Factorials Within Factorials

$(n!)!=n!(n-1)!$

$\Rightarrow~ \dfrac{(n!)!}{n!}=(n-1)!$

$\Rightarrow~ (n!-1)!=(n-1)!$

$\Rightarrow~ n!-1=n-1$

$\Rightarrow~n!-n=0$

$\Rightarrow~n((n-1)!-1)=0$

Therefore we have two cases:

Case 1: $n=0$ .

However we are given that $n$ is a positive integer so we reject this.

Case 2: $(n-1)!-1=0 ~\Rightarrow~ (n-1)!=1$ .

A simple check reveals that $(1-1)!=0!=1$ , $(2-1)!=1!=1$ , and any integer above $n=2$ will not satisfy the equation. Thus $n=1$ , $n=2$ are the only possibilities.

Therefore there are $\large\color{#20A900}{\boxed{2}}$ solutions, $n=1$ and $n=2$ .

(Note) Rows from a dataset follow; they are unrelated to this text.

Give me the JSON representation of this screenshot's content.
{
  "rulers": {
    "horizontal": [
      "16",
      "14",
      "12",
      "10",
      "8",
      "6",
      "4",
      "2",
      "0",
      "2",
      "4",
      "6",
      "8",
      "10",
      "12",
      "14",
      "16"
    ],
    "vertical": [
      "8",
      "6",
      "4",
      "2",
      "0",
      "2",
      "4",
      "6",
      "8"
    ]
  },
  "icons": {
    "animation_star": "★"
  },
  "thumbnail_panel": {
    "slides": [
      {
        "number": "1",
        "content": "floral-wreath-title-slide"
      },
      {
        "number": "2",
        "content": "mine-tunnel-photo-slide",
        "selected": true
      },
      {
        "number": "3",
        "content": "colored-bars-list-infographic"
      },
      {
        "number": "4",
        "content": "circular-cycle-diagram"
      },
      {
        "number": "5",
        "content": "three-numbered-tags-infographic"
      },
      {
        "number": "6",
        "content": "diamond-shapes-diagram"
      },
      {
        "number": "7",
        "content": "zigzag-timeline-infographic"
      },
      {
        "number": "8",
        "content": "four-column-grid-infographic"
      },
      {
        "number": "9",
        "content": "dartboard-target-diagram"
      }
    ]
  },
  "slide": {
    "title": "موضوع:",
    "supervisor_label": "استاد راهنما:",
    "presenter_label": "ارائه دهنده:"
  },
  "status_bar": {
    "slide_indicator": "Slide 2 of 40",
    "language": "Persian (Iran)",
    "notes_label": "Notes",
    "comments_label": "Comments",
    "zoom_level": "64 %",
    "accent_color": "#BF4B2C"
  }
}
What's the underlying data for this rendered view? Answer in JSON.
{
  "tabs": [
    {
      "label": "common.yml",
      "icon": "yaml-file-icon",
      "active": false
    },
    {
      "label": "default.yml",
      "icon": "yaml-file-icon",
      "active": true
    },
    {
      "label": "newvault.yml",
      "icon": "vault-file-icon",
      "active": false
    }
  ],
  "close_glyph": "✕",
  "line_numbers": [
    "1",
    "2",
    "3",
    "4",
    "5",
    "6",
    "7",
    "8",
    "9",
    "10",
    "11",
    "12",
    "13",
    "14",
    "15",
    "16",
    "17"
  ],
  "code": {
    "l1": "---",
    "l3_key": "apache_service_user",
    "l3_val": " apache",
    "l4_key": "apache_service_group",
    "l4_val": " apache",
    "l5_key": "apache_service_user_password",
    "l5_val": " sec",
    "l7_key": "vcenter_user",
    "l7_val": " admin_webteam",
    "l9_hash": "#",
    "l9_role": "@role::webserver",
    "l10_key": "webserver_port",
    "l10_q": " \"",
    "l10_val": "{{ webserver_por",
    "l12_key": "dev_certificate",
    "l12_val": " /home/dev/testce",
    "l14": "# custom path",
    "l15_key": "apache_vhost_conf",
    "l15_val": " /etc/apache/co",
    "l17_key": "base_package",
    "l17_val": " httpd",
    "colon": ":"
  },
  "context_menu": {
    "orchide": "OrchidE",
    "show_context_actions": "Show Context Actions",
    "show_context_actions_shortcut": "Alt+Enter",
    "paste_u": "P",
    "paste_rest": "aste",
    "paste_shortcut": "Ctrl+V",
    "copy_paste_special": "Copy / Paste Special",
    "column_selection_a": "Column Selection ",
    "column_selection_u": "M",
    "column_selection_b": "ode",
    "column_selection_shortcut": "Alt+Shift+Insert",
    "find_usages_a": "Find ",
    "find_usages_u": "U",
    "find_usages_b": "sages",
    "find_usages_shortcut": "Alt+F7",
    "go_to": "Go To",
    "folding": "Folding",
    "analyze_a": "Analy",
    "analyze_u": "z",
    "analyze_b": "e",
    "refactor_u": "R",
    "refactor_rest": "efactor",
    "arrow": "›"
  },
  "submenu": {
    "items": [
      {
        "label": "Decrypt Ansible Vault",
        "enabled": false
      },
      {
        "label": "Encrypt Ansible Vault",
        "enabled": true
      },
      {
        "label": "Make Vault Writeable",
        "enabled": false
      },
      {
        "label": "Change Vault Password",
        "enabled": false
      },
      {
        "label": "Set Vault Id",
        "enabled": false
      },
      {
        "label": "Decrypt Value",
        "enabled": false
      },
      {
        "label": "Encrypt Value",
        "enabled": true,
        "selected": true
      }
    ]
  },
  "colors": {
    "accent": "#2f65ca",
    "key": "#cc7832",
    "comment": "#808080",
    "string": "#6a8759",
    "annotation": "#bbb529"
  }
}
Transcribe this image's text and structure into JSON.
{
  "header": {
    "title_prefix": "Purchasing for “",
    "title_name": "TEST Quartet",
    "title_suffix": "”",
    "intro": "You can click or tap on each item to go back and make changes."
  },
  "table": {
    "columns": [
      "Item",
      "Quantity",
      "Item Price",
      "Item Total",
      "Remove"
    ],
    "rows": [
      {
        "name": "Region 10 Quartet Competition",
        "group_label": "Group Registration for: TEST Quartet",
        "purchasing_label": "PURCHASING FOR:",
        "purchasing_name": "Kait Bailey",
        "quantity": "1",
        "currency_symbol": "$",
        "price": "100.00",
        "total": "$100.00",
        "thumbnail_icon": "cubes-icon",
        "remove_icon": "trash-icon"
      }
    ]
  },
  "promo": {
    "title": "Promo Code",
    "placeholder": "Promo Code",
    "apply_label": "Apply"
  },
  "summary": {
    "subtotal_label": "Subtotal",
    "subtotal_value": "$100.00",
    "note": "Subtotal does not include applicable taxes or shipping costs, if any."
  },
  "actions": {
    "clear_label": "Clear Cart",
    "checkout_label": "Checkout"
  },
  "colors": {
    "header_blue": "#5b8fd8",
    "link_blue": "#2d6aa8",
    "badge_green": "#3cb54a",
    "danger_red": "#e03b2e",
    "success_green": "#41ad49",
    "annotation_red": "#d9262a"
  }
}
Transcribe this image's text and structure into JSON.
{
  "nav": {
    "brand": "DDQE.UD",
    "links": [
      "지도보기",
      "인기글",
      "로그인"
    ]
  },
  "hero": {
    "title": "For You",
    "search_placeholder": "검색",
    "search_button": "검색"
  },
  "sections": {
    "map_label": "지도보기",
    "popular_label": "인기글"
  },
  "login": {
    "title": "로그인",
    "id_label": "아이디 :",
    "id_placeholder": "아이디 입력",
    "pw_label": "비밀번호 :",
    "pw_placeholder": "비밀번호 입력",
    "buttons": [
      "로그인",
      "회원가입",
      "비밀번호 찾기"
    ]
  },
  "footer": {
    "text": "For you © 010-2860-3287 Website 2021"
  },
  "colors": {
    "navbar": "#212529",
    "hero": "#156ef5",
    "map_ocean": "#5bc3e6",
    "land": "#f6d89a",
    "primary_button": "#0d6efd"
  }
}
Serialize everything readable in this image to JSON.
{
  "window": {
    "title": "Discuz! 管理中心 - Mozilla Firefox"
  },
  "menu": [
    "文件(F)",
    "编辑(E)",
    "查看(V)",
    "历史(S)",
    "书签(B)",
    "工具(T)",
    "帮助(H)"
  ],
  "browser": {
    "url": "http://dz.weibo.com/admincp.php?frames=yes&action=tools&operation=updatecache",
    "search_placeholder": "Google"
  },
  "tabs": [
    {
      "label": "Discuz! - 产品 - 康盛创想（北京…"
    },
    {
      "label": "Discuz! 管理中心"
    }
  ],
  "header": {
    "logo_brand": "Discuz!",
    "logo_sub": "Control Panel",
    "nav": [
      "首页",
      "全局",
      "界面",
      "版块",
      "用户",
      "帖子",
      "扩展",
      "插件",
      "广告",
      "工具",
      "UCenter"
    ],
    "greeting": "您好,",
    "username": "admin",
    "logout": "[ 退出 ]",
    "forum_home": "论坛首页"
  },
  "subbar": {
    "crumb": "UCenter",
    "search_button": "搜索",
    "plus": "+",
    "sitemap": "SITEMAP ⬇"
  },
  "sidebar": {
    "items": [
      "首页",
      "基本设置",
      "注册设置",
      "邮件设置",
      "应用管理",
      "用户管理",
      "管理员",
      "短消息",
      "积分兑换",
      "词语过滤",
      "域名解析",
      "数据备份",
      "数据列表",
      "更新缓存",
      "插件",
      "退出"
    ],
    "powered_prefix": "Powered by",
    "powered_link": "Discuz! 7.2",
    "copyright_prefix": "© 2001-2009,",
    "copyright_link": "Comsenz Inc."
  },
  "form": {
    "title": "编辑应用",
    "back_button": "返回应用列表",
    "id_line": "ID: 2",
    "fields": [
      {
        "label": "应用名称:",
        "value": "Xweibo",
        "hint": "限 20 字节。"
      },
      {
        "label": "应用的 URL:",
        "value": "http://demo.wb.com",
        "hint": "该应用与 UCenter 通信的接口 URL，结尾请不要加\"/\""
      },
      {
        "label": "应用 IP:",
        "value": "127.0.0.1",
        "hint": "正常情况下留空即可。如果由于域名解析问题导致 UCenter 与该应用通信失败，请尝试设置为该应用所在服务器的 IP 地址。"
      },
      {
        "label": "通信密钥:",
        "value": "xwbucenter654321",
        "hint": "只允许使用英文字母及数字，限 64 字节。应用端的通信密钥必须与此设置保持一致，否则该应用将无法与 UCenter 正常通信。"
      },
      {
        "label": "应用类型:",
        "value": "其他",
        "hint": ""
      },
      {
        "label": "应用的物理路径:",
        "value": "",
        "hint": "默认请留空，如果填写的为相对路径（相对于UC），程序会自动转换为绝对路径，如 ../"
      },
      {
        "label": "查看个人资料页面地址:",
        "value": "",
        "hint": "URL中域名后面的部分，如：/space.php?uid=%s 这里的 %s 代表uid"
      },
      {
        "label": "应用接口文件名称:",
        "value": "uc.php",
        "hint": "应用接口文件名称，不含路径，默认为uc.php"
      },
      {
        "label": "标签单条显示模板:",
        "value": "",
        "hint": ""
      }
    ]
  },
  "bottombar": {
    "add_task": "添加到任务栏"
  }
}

The equation is equivalent to $\left(n!-1\right)!=\left(n-1\right)!$

Check that $n=1$ and $2$ both work. If $n\geq3$ , then $n!>n\geq3$ , so $n!-1>n-1\geq2$ and thus $\left(n!-1\right)!>\left(n-1\right)!$ , contradiction. Thus, there are only $\boxed{2}$ solutions.

$( 1! )! = 1! \times ( 1 - 1 )! \rightarrow 1! = 1 \times 0! \rightarrow 1 = 1 \times 1 \rightarrow \text { true }$ .

$( 2! )! = 2! \times ( 2 - 1 )! \rightarrow 2! = 2 \times 1! \rightarrow 2 = 2 \times 1 \rightarrow \text { true }$ .

So, $\boxed { 2 }$ positive integers satisfy the equation.